Chancellor Rachel Reeves had tried to intervene in the case, following fears from the Treasury that fallout from the scandal would damage the economy.

It cautioned in January that any court judgments striking the banks with fines could trigger a withdrawal of companies from the sector and prevent customers from accessing credit to buy cars.

Ratings agency Moody’s predicted that consumer claims could be north of £30bn.

Several of Britain’s biggest lenders set aside payout provisions in their annual results, with Lloyds leading the pack at £1.1bn – a combination of £450m put aside in 2024 and £700m in 2025.

The provisions hit the bank’s balance sheet, leading it to record a £6bn pre-tax profit, missing analyst estimates of £6.5bn.

The firms rivals Santander and Close Brothers also reserved funds for potential payouts, at £295m and £165m respectively.

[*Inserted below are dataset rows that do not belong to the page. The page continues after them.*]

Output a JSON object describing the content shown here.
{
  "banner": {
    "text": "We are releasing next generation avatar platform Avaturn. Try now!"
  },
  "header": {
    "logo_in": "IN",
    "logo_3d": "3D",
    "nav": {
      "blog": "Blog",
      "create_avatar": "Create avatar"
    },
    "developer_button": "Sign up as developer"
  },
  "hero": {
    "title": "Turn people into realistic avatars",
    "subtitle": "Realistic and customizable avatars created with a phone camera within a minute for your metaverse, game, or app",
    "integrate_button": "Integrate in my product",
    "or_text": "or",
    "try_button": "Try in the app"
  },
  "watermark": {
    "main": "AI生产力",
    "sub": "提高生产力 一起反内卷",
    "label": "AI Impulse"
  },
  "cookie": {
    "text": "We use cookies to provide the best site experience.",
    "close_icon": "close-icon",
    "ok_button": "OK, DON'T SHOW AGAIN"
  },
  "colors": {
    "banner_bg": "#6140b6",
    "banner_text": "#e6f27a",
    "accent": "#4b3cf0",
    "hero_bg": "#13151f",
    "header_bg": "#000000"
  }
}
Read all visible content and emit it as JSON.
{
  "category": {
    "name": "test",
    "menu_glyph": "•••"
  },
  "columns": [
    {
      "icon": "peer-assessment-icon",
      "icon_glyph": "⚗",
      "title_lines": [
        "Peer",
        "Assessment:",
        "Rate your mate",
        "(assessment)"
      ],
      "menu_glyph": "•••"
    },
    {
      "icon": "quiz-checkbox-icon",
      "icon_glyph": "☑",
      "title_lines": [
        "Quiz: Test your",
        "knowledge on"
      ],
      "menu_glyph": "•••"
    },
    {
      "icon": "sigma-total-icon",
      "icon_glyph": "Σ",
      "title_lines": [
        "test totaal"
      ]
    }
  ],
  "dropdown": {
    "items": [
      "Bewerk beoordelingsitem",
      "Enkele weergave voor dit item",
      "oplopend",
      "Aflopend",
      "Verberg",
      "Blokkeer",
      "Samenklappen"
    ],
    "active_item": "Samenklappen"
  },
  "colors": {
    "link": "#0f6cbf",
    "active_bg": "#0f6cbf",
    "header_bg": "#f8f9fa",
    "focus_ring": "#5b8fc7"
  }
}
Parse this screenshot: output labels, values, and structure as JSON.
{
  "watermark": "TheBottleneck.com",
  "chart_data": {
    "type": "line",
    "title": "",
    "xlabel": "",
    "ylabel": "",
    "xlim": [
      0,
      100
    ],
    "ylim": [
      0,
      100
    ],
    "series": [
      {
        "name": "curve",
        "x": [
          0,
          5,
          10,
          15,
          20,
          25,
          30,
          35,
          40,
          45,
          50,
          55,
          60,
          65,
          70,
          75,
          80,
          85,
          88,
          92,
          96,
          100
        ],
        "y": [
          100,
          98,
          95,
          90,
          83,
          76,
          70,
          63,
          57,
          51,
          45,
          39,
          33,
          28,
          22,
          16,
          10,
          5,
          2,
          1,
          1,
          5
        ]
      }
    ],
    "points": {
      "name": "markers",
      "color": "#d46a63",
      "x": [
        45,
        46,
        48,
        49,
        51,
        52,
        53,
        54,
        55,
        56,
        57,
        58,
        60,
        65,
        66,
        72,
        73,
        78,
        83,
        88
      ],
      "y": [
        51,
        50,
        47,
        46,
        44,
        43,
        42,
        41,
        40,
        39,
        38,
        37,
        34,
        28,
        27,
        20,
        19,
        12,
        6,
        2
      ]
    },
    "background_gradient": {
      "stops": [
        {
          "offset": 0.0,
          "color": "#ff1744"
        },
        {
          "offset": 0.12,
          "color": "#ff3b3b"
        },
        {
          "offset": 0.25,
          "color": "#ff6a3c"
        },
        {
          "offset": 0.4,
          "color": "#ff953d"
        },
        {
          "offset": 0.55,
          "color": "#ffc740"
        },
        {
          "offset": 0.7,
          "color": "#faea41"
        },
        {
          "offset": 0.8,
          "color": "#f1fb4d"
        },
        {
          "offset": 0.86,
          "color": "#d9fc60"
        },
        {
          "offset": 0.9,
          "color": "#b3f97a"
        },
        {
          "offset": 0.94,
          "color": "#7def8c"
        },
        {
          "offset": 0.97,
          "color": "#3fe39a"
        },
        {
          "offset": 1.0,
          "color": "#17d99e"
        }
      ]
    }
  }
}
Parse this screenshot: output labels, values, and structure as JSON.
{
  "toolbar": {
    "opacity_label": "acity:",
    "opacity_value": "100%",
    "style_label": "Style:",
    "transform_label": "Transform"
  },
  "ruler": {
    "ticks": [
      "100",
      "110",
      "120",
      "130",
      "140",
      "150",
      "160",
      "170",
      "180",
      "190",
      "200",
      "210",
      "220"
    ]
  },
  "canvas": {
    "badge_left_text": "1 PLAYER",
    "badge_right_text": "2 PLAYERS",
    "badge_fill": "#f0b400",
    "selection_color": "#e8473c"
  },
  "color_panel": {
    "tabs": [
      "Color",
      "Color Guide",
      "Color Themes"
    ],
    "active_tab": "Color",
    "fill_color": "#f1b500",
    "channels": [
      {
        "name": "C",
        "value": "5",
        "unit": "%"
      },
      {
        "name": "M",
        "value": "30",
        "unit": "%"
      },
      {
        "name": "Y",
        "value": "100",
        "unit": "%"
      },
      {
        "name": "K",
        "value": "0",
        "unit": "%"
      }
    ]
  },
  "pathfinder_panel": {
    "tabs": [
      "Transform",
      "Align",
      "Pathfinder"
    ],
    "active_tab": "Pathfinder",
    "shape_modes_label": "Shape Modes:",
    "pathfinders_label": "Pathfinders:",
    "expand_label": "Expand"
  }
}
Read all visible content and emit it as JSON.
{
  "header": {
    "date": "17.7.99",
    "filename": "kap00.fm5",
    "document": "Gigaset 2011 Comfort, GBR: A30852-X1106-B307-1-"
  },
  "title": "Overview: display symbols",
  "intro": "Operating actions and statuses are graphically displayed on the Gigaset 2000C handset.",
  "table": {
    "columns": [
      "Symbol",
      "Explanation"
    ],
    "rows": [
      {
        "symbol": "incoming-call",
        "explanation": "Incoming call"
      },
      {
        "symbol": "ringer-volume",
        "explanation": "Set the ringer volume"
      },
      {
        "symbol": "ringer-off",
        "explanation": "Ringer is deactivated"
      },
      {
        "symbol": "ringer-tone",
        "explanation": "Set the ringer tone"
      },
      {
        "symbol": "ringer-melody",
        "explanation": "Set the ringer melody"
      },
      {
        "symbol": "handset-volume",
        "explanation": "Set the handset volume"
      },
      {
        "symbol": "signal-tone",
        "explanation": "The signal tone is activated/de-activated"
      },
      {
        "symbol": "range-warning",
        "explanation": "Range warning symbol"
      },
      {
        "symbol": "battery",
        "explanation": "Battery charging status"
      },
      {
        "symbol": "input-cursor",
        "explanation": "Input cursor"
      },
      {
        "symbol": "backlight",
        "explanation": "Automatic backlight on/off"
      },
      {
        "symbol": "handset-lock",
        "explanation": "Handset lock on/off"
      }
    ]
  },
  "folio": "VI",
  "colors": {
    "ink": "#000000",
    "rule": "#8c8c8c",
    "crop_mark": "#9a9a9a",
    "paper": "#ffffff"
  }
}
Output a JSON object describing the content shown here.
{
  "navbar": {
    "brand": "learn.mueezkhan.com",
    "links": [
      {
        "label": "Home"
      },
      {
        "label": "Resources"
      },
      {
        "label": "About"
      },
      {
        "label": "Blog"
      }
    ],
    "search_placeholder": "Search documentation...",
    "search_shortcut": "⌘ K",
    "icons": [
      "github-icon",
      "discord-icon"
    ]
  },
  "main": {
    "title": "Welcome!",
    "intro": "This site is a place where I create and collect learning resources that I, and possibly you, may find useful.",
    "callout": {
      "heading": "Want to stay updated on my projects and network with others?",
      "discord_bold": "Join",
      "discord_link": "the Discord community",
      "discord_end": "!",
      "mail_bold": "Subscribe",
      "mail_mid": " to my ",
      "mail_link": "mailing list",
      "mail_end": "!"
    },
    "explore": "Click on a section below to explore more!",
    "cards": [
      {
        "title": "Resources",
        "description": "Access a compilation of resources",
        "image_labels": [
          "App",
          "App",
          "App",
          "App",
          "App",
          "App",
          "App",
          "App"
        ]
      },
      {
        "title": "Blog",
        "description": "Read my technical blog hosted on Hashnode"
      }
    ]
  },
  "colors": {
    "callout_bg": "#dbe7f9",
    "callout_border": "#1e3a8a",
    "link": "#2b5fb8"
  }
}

After the UK Supreme Court dismissed Reeves’ intervention shares in Close Brothers sank as much as nine per cent, with Lloyds falling four per cent.

Back in December, the FCA boss Nikhil Rathi told affected customers that they should complain – in front of a select committee whose Chair Meg Hillier described the scandal as “one unholy mess”.

The FCA added: “A redress scheme would be simpler for consumers than bringing a complaint. We would expect fewer consumers to rely on a claims management company, meaning they would keep all of any compensation they receive.